處理器與動態記憶體 (DRAM) 的效能落差被稱為記憶體牆 (memory wall)。若研究人員與開發者沒正視此問題，記憶體牆將會日漸嚴重。因此除了加強處理器與記憶體介面外，動態記憶體本身的效能強化也被迫切需要，不論是在原件、電路、或架構上。現在正需要發展新的動態記憶體，於此同時動態記憶體的模型工具 (modeling tools) 在設計探索與效能評估上顯得重要。現有的模型工具在效率上並不足以實際面對記憶體牆，此外這些模型工具缺乏架構彈性 (architecture flexibility) 去探索不同的記憶體架構。在這篇論文中，我們導入組件 (component) 概念且提出以元件為基礎的 (component-based) 動態記憶體模型建立方法。此方法將動態記憶體抽象成框架 (framework)，包含了組件層級的記憶體架構、陣列 (array)、平面圖 (floorplan)、全顆粒 (whole chipe)、以及介面 (interface)。以此抽象化為基礎，我們開發了模型建立工具能夠準確的預測矽面積 (silicon area)、延遲 (delay)、與耗能 (power)，並且擁有高架構彈性與短執行時間。我們的工具被使用在最先進且當前模型無法支援的動態記憶體設計。此外我們改善傳統的電阻電容電壓模型 (RC-delay model and CV-charge models) 來達到更高的準確度，此準確度在實驗中以一商用的雙倍資料速率二代 (DDR2 DRAM) 來驗證。以原件模型為基礎，我們進一步提出一般化架構 (generalized-architecture) 的設計探索方法。此方法中，我們提出變數連結 (variable links) 的概念用來代表變數與變數之間的關係。透過處理變數與變數連結，我們的演算法可以展開設計空間並且降低複雜度。在我們與工研院合作計畫中，此方法被實作來找出全陣列測試晶片 (full array test chip) 的候選者 (candidates)。此測試晶片為一系穿孔堆三維動態記憶體 (TSV-based 3D DRAM)，擁有10ns的低延遲與100GB/s的高頻寬。此外我們也運用這個探索方法來證實某一記憶體架構在寬輸出輸入 (Wide-IO) 介面上，相較於傳統架構擁有較大的發展空間。以組件為基礎的模型建立與架構探索提供系統設計人員可行的方法去辨識更好的動態記憶體系統，進而改善問題的根源 (記憶體牆)。

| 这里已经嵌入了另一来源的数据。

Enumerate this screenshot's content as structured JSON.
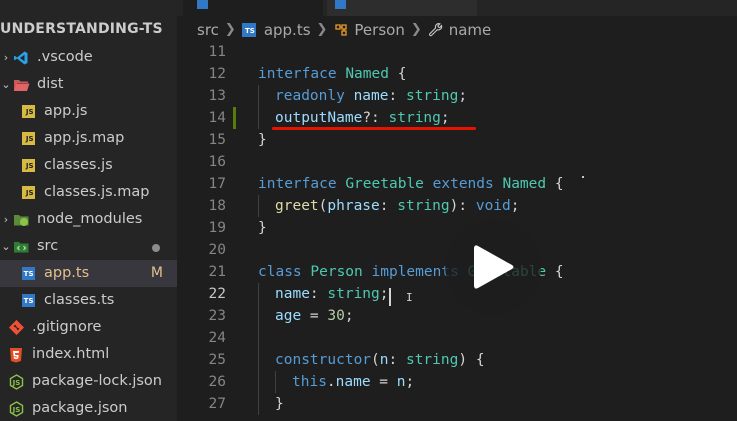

It is a common understanding that there is a performance gap between the processor and the DRAM in a computer system, which is called the memory wall. The memory wall can become more and more serious if not properly addressed by researchers and practitioners. Therefore, in addition to the improvement of the processor-DRAM interface, there is also drastic need in performance enhancement of the DRAM itself, from device, circuit, to architecture. New DRAM designs need to be developed, and the DRAM modeling tools are crucial to design exploration and evaluation. The existing modeling tools used in design exploration are not efficient enough so far as closing the gap is concerned. Also, there is a lack of flexibility for such tools to explore different architectures. In this thesis, we introduce the notion of component and propose a component-based DRAM modeling method. In this method, we abstracted a DRAM design with a framework, containing the DRAM architecture at the component level, the arrays, the floorplan, the whole chip, and the interface. Based on the abstraction, a modeling tool has been developed to accurately predict the silicon area, delay, and power of the DRAM with high architecture flexibility and short computation time. Our tool has been used for modeling state-of-the-art DRAM designs not supported by the prior works. We also have improved the traditional RC-delay model and CV-charge model to achieve higher accuracy. The modeling accuracy is verified by a commodity DDR2 DRAM in our experiment. With the component-based approach, we also propose a generalized- architecture exploration algorithm, in which we introduce the concept of variable links, representing the relation between the variables. By dealing with the variables and their links, our method can expand the exploration space with the proposed algorithm to reduce the complexity. In our collaboration with ITRI, this method has successfully identified the full array architecture candidates for a DRAM test chip, which is a TSV-based 3D DRAM die (to be used for DRAM die stacking) with a low latency of 10ns and high bandwidth of 100GB/s. We also have used this method to find the array style that has higher potential for the Wide-IO interface than the traditional one. The modeling and exploration approach proposed in this thesis provides system designers with a way to efficiently identify a better DRAM memory system to minimize the memory wall.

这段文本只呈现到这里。